Gio Batta Pallavicini aveva lasciato Genova a marzo ma era stato costretto a fermarsi a Lione diversi mesi poiché non bene accetto [14] e riuscì a farsi ricevere dal Mazzarino solo a luglio. È probabile che Mazzarino abbia voluto, con l’iniziale rifiuto di Gio Batta, far scontare alla Repubblica anche le difficoltà che erano state opposte alla nomina di Giannettino quale residente francese a Genova.
Nonostante le difficoltà, Gio Battista rimase a Parigi fino all’autunno, quando fu richiamato in patria. Mentre Gio Battista era in viaggio, però, arrivò a Genova una lettera del Re contenente tali apprezzamenti per il suo operato che il governo decise di rinviarlo nuovamente a Corte. Giannettino, però, si era irritato moltissimo. Come si è visto anche con Francesco Maria Pallavicino, era interesse primario di chiunque aspirasse a un ruolo di mediatore tra i governi di Genova e di Parigi, screditare presso entrambi la figura degli agenti ufficiali della Repubblica in Francia.

« Essersi mossa la Republica a sì fatta deliberatione », scriveva Giannettino a Mazzarino, « sopra d’una lettera di Sua Maestà medesima (estorta conviene di credere dal suddetto personaggio) diretta alla Republica, nella quale ha fatto apparire che la Maestà Sua vedrebbe assai volontieri che rimanesse per di là a trattare li negotii publici, sì che quanto sii rimasto trasecolato lo consideri Vostra Eminenza.
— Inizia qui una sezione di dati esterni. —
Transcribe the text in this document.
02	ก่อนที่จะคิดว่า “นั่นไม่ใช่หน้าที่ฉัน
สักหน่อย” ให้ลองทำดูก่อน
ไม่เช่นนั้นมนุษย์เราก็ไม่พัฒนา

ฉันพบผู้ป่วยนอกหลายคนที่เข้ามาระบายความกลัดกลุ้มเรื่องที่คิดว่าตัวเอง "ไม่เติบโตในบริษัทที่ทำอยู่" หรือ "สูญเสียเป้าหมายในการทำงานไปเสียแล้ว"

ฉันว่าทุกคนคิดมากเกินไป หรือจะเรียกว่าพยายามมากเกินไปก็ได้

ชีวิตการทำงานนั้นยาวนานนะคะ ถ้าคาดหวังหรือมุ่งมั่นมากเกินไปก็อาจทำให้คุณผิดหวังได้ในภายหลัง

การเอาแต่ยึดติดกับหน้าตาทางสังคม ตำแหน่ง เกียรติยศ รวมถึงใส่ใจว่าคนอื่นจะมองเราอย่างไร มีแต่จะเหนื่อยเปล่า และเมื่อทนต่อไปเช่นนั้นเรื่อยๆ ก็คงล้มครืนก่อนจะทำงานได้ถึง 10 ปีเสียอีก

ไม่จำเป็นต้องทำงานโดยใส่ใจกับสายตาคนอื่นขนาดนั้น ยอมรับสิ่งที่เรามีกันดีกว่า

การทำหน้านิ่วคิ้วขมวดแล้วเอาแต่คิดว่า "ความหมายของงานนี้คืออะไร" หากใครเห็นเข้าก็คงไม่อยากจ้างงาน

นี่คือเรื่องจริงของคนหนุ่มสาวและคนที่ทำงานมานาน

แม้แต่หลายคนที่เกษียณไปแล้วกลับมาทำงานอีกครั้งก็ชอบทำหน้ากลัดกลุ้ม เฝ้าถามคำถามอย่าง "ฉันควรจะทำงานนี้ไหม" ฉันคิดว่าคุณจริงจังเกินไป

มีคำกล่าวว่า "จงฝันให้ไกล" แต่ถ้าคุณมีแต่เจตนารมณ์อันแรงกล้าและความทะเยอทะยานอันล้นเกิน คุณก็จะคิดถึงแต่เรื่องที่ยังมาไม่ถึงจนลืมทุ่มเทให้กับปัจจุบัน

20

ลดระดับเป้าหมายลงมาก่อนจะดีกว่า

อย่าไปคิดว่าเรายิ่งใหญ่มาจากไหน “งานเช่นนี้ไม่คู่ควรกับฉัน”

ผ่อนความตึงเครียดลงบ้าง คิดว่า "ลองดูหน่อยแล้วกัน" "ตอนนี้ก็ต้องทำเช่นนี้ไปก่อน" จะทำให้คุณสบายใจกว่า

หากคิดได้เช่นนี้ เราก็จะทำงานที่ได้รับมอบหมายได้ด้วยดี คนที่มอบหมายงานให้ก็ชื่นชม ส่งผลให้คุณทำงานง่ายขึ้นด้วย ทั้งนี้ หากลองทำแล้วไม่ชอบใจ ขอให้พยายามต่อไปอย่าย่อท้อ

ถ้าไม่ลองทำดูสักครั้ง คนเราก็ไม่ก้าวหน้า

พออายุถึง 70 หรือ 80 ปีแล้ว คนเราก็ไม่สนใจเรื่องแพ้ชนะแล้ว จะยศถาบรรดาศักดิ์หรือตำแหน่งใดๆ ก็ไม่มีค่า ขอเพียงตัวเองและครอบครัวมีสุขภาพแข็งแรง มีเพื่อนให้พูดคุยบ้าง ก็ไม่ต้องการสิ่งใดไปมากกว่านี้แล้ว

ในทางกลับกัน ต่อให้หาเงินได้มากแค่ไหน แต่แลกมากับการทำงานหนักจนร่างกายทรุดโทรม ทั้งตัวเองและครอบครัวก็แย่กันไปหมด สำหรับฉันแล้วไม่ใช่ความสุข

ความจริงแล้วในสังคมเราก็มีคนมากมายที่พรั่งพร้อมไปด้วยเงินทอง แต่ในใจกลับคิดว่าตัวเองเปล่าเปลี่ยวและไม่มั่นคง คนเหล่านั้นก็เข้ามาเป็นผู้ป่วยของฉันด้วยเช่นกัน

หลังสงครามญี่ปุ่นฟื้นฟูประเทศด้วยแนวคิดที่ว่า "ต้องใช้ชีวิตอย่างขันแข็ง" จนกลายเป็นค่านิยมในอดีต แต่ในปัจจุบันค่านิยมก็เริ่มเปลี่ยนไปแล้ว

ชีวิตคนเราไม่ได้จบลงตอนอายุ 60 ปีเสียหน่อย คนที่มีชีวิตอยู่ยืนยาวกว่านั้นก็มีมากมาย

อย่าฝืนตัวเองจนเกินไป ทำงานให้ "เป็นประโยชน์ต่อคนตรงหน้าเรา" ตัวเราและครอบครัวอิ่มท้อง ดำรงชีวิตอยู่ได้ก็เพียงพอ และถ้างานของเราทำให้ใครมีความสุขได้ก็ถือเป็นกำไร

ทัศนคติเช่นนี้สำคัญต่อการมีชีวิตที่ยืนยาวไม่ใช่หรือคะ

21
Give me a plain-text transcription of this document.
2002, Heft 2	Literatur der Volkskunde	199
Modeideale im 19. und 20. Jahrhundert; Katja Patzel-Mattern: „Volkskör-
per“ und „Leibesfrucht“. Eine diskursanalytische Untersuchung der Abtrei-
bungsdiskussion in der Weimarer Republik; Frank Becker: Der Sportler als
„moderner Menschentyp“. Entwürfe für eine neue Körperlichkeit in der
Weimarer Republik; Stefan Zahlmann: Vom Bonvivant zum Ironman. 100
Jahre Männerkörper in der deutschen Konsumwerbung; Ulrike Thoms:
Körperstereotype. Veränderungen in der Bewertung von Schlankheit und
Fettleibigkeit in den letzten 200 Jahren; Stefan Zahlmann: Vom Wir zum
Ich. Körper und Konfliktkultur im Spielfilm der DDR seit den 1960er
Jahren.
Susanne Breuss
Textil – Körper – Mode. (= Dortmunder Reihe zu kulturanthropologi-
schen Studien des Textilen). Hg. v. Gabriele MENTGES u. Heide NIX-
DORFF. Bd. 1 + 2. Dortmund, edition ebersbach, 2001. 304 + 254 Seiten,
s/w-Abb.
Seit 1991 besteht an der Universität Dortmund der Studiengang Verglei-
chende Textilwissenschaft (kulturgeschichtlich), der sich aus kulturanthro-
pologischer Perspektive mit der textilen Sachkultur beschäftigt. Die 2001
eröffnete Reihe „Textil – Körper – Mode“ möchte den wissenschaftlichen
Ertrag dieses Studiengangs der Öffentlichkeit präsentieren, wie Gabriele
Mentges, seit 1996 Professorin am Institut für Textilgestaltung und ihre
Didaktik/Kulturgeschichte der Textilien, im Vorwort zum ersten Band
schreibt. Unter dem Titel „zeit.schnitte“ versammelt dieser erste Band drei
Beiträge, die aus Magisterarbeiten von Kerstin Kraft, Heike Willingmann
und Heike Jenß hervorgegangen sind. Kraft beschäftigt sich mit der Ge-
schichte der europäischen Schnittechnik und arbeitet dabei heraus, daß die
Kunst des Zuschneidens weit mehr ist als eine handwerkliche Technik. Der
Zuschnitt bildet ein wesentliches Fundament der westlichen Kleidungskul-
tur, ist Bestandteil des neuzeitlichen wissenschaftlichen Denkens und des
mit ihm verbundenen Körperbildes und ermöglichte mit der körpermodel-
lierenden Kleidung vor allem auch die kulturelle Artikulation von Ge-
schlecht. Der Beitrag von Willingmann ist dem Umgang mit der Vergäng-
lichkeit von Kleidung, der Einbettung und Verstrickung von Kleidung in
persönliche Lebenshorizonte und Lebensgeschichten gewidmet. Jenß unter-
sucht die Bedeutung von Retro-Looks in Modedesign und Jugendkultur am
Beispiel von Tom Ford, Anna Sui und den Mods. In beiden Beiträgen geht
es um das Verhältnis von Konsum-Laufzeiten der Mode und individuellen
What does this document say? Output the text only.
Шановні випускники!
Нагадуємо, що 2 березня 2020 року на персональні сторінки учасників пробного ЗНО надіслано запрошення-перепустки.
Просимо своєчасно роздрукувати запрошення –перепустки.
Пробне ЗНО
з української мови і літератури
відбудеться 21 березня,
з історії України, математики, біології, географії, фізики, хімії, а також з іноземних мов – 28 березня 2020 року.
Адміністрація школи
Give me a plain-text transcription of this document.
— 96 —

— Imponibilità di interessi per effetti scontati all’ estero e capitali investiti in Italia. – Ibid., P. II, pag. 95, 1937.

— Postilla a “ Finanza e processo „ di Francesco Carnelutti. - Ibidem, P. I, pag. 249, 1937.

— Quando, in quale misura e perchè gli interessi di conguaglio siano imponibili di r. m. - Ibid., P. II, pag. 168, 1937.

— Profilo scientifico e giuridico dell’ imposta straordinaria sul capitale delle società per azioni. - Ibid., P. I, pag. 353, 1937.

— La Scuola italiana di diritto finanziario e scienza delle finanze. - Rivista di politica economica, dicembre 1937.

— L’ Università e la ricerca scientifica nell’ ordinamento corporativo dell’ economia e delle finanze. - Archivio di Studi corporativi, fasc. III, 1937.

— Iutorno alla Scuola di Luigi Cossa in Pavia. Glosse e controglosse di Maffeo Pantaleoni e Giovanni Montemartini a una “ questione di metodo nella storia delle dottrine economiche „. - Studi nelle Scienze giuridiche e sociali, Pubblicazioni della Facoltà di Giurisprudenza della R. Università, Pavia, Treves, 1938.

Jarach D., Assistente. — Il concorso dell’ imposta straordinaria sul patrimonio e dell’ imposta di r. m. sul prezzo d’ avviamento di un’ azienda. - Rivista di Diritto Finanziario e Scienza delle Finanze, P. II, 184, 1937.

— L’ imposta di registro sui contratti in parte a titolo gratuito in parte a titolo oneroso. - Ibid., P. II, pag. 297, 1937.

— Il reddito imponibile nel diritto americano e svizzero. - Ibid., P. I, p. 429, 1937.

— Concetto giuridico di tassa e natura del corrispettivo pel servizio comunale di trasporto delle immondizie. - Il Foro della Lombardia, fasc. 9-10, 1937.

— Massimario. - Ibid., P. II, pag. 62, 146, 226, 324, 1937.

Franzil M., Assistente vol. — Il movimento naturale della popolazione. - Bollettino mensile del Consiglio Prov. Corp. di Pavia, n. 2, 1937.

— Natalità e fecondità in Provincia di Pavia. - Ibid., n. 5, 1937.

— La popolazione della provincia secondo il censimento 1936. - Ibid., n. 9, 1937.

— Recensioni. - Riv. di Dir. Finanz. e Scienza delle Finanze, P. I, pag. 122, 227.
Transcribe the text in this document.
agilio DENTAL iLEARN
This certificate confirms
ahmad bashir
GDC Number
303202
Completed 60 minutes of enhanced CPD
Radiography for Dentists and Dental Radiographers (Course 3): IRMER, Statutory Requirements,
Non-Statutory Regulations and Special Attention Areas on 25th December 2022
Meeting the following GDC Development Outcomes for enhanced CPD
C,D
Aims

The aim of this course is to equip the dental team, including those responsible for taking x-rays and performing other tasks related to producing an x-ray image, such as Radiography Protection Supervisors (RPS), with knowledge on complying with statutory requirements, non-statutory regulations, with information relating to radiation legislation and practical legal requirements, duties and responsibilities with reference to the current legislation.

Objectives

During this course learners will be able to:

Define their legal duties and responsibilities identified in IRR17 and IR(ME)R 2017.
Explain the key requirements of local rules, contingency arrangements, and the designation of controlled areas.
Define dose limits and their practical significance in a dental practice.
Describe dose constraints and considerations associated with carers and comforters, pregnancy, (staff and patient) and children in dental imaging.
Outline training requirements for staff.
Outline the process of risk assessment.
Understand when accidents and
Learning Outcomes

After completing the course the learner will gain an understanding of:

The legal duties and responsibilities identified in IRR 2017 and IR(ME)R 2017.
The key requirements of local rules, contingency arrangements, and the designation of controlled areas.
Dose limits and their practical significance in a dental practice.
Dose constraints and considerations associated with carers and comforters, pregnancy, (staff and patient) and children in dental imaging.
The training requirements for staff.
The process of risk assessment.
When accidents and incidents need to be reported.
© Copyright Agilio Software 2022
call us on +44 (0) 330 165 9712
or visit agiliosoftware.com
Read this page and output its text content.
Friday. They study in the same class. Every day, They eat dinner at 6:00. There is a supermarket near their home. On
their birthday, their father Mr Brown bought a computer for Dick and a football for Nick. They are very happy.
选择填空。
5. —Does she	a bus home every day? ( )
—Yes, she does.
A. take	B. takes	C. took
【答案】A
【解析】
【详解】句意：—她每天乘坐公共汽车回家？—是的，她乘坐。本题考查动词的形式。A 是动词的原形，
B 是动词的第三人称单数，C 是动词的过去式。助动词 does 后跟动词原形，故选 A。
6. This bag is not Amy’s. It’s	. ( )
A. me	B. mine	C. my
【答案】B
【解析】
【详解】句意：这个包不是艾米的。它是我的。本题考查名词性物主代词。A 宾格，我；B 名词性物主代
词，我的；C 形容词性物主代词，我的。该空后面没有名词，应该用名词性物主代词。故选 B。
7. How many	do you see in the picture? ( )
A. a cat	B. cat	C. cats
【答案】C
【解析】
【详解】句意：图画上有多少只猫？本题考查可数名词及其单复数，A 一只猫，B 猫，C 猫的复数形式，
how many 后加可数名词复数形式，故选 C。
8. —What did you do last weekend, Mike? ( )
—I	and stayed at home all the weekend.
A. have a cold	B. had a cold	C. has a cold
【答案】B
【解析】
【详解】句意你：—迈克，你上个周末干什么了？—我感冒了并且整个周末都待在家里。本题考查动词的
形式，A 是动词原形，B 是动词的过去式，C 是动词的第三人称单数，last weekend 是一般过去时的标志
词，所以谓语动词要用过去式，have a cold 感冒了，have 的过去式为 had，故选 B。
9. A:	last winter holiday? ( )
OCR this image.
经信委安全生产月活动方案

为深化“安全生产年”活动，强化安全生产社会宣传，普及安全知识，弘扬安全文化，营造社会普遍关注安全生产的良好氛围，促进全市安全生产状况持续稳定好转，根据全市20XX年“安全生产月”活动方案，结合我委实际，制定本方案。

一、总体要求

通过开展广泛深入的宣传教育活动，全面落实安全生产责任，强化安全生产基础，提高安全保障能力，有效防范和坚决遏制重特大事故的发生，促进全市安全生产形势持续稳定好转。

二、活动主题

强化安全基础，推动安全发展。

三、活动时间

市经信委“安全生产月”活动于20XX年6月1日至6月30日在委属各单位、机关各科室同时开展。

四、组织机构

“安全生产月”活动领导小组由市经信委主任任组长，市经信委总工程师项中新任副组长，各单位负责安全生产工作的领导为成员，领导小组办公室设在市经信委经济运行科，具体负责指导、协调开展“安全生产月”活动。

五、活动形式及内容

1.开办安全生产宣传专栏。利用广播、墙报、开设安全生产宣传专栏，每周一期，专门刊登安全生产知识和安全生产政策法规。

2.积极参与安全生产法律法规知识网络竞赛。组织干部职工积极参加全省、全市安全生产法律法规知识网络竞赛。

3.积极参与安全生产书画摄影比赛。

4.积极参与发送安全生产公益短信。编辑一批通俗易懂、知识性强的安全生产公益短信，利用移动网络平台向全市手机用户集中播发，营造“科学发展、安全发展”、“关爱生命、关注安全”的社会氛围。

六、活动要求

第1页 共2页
Haverei procurato copia della lettera, ma a cose sì fatte procedono qui con sì rigorosa secretezza, che guai a chi mostrasse d’haverne havuto sentore. Sono stato tenuto poco informato, et anche maligno, quando sono stato constretto di dire che gli era stato fatto intendere che potteva rittornarsene, perchè a Palazzo gli avisi erano diversi con l’autorità di lettera reale ».[15]

Sia Ondedei, sia Mazzarino assicurarono Giannettino di aver inviato la lettera per pura cortesia.[16] In effetti, quando Gio Battista Pallavicini si ripresentò alla Corte di Parigi nel gennaio del 1649, contrariamente alle sue aspettative, trovò di nuovo un’atmosfera ostile, che attribuì all’intervento di Giannettino.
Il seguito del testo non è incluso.